Une toute nouvelle exposition se dévoile en ce début d'été à l'Espace Lafayette-Drouot, consacrée à l'artiste BANKSY.



On ne présente plus le mystérieux Roi du Street Art, aux œuvres empreintes de messages forts, entre dérision, dénonciation et rébellion.




Au cœur de la Galerie, ce sont une centaine de tableaux et fresques, pour la plupart reconstituées à l'identique et grandeur nature, que l'on découvre avec surprise. L'esprit graffiti est superbement rendu par la taille des espaces et l'atmosphère "underground" de la mise en scène.
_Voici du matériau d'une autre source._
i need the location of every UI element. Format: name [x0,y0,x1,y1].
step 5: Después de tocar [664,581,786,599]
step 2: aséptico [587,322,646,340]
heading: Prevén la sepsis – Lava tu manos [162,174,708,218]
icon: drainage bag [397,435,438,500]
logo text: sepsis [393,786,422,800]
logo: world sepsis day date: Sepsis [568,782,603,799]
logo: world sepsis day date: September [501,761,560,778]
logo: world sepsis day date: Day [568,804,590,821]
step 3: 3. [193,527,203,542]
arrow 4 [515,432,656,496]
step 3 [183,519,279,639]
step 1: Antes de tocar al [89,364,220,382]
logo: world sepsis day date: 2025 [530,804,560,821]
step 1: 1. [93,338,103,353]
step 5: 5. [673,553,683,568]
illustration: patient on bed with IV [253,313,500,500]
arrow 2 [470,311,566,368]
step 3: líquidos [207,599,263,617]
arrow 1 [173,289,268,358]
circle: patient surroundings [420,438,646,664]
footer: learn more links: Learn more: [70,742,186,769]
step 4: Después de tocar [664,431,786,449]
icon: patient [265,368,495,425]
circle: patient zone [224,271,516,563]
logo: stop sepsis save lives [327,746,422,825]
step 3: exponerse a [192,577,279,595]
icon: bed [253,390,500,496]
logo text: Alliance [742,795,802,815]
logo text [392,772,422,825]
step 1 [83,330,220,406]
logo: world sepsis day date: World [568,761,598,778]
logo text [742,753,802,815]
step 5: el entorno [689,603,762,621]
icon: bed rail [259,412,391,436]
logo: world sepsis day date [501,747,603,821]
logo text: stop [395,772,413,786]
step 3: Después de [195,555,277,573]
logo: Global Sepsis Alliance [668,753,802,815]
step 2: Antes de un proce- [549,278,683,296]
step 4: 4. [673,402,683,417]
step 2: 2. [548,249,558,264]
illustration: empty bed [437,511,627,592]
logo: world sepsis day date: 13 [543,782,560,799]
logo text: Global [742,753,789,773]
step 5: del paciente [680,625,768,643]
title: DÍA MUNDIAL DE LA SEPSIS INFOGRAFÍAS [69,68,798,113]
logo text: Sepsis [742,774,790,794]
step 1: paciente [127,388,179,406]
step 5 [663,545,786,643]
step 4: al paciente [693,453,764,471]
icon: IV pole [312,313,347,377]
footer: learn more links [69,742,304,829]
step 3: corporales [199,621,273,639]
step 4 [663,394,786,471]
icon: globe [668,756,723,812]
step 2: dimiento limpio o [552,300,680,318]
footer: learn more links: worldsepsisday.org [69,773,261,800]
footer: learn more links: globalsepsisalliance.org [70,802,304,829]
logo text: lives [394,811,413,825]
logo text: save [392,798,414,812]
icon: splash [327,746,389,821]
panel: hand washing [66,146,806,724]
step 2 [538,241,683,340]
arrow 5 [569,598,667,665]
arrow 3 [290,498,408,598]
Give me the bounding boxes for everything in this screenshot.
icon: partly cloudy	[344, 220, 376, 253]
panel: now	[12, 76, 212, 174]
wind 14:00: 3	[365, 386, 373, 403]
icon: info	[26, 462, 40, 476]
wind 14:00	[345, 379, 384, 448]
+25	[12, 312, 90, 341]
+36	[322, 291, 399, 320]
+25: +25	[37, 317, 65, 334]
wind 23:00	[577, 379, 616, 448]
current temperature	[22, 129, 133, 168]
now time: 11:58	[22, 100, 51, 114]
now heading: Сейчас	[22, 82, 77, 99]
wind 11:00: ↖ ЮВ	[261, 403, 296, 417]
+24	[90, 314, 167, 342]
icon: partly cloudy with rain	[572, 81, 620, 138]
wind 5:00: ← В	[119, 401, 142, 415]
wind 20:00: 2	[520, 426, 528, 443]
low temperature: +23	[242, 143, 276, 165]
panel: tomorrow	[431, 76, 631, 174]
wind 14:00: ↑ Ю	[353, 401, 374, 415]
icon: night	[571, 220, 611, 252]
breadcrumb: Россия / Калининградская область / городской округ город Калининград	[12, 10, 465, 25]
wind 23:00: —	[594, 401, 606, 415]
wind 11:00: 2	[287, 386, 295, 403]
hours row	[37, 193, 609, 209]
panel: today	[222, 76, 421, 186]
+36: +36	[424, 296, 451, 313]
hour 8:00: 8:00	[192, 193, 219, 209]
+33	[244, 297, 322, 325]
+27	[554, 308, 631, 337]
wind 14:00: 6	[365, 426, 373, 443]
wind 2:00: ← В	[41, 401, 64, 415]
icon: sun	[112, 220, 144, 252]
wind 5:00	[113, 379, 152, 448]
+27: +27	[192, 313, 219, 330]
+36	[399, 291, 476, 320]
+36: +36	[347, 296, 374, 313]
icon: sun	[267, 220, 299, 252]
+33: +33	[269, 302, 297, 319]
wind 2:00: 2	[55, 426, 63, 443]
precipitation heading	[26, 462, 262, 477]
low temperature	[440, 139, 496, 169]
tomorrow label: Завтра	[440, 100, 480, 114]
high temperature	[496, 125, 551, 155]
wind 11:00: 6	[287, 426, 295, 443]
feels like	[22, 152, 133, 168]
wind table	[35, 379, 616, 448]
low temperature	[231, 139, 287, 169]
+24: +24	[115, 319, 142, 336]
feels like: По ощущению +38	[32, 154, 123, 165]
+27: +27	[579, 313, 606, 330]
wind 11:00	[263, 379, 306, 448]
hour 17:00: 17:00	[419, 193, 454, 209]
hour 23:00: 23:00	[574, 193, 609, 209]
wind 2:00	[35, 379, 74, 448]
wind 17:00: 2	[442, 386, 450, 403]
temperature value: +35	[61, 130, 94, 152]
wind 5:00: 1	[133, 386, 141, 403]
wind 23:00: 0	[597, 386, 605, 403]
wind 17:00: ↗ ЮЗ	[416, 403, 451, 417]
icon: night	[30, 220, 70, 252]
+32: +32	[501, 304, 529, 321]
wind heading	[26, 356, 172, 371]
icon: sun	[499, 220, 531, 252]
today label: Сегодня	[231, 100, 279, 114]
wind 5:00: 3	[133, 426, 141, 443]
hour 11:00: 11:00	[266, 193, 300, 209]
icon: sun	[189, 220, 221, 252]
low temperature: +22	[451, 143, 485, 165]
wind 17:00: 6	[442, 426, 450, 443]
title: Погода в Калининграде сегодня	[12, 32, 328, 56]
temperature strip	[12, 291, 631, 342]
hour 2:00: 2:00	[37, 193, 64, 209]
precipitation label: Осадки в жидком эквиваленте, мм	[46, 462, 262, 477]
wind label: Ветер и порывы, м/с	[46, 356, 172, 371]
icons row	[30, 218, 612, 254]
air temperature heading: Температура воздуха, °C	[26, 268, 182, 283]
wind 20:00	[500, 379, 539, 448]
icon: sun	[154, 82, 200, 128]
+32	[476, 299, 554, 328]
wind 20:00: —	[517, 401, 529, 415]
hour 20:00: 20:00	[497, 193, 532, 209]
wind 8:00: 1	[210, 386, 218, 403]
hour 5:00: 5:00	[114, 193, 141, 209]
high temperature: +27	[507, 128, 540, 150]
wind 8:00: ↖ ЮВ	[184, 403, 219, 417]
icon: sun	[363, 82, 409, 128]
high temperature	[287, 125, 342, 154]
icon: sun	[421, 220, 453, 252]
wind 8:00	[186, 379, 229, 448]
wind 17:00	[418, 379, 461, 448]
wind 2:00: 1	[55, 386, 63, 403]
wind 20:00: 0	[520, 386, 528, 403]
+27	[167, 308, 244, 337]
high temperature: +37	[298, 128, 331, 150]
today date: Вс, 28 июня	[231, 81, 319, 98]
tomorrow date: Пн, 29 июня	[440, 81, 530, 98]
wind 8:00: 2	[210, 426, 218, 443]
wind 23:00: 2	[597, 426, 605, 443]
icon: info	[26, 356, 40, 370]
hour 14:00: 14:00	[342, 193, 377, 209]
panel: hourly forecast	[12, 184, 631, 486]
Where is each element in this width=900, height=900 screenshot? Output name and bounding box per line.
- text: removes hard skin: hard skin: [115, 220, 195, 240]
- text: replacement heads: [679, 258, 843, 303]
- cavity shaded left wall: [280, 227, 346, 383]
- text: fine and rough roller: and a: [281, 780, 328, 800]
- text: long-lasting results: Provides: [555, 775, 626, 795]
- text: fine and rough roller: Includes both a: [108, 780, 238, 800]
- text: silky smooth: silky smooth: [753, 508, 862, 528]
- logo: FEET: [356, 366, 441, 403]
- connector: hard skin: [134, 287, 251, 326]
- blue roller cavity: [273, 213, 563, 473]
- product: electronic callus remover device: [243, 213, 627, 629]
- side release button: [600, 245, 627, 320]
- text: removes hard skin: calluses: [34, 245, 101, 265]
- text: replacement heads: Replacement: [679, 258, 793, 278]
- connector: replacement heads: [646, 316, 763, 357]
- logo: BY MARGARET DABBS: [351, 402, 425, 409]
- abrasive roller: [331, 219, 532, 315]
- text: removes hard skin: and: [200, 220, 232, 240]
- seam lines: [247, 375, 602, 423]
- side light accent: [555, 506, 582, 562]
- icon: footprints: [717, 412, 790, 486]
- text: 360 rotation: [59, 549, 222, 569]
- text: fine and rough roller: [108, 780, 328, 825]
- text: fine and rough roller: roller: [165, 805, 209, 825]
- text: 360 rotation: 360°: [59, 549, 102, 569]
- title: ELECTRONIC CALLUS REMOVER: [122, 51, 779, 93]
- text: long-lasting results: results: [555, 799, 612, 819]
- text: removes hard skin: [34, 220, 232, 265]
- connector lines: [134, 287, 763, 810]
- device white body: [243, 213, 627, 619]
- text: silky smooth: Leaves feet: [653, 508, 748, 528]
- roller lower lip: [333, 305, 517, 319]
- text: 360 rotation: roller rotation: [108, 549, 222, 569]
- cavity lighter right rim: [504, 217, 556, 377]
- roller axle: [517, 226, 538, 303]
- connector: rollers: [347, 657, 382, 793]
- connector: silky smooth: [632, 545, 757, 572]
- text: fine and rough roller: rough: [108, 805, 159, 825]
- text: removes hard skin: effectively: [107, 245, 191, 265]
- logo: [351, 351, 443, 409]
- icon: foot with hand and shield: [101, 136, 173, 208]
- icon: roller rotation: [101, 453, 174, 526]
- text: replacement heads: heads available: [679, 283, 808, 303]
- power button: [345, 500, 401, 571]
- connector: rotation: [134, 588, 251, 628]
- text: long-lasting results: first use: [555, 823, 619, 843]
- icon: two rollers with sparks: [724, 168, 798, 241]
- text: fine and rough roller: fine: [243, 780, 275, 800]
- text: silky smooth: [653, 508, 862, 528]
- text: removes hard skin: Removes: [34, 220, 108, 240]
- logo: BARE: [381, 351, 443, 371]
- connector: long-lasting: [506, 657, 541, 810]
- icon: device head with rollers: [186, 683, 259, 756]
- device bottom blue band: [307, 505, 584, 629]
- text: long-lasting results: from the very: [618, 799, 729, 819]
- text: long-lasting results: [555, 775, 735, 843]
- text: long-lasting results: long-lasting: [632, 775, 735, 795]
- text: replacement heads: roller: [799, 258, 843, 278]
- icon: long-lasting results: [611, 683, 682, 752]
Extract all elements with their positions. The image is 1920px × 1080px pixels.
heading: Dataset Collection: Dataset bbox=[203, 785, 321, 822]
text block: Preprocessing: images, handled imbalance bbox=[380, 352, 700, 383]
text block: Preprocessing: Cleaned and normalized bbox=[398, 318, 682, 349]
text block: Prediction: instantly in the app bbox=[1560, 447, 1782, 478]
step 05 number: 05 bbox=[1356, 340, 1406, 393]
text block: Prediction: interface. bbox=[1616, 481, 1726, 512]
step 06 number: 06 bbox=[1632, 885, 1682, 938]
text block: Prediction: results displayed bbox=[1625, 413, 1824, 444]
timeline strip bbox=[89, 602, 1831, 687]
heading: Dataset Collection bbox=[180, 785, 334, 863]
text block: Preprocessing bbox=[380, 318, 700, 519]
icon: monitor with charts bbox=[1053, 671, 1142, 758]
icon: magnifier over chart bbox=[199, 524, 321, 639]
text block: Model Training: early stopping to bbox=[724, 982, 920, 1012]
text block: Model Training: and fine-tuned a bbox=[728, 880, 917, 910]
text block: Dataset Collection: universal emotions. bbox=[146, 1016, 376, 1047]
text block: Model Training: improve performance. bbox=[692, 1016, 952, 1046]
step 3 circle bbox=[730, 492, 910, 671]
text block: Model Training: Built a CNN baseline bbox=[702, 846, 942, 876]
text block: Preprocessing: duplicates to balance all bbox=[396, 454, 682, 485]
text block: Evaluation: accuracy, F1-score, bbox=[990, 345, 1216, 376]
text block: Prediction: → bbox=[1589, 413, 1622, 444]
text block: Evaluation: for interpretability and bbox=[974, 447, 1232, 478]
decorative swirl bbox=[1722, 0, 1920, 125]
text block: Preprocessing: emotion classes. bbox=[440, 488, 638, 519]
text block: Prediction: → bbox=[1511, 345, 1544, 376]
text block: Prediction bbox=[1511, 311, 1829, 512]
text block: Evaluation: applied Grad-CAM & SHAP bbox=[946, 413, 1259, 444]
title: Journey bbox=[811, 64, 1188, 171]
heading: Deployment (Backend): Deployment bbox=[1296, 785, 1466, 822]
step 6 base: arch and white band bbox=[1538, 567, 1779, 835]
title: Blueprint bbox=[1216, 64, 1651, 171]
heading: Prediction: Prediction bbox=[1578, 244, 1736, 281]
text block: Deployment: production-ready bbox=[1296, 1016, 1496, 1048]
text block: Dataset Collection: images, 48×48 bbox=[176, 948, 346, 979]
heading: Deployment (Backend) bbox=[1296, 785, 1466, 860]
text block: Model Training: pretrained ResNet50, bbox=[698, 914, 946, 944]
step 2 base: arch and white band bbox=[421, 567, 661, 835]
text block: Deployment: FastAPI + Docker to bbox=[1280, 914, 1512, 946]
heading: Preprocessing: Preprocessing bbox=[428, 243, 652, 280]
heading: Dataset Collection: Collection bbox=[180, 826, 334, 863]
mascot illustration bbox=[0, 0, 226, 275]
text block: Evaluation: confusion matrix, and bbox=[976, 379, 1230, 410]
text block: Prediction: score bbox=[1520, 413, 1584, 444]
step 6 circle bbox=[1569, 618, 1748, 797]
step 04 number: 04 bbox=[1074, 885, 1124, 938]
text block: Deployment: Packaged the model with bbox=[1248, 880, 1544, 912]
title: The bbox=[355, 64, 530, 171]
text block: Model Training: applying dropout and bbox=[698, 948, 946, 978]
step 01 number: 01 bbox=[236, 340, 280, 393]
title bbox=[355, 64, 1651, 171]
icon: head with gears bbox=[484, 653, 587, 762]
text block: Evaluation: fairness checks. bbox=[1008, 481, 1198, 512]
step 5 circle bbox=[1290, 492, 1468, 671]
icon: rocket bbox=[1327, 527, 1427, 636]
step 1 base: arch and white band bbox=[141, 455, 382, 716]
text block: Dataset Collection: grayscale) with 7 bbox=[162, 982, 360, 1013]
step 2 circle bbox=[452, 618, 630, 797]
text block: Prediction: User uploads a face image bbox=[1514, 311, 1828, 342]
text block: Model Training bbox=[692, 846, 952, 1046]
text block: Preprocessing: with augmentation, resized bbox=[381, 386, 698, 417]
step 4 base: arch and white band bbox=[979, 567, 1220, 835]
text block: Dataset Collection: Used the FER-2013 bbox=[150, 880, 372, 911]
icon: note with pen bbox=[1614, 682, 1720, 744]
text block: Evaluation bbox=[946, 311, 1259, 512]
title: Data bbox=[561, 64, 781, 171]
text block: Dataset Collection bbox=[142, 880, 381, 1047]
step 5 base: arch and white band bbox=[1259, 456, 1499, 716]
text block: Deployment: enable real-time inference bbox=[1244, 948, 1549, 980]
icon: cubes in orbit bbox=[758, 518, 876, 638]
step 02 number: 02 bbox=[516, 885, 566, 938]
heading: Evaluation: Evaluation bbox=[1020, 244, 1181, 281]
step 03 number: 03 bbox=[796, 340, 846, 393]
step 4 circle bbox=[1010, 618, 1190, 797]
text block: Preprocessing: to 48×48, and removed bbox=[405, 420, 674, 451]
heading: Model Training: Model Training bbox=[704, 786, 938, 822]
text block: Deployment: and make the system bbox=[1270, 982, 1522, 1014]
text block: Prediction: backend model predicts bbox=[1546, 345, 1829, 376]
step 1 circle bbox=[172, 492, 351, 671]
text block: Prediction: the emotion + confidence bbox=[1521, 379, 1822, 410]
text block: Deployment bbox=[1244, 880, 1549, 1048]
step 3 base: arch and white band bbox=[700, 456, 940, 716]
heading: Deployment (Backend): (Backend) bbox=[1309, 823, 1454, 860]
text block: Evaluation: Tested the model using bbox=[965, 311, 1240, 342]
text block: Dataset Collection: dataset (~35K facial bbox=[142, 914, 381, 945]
La visite démarre d'ailleurs par un escalier qui nous plonge dans la pénombre, et les premiers tableaux se découvrent dans un jeu de lumières colorées, que l'on va suivre pour peu à peu remonter à la surface. Le chemin est tracé par des empreintes au sol, comme celles d'un animal incongru.














On ne peut rester indifférents devant les thématiques des salles : politique, capitalisme, guerre, la société est passée au crible fin et à la bombe de peinture, avec une honnêteté déroutante et un humour noir rassurant.






L'Exposition se tiendra jusqu'au 31 juillet : ne tardez pas.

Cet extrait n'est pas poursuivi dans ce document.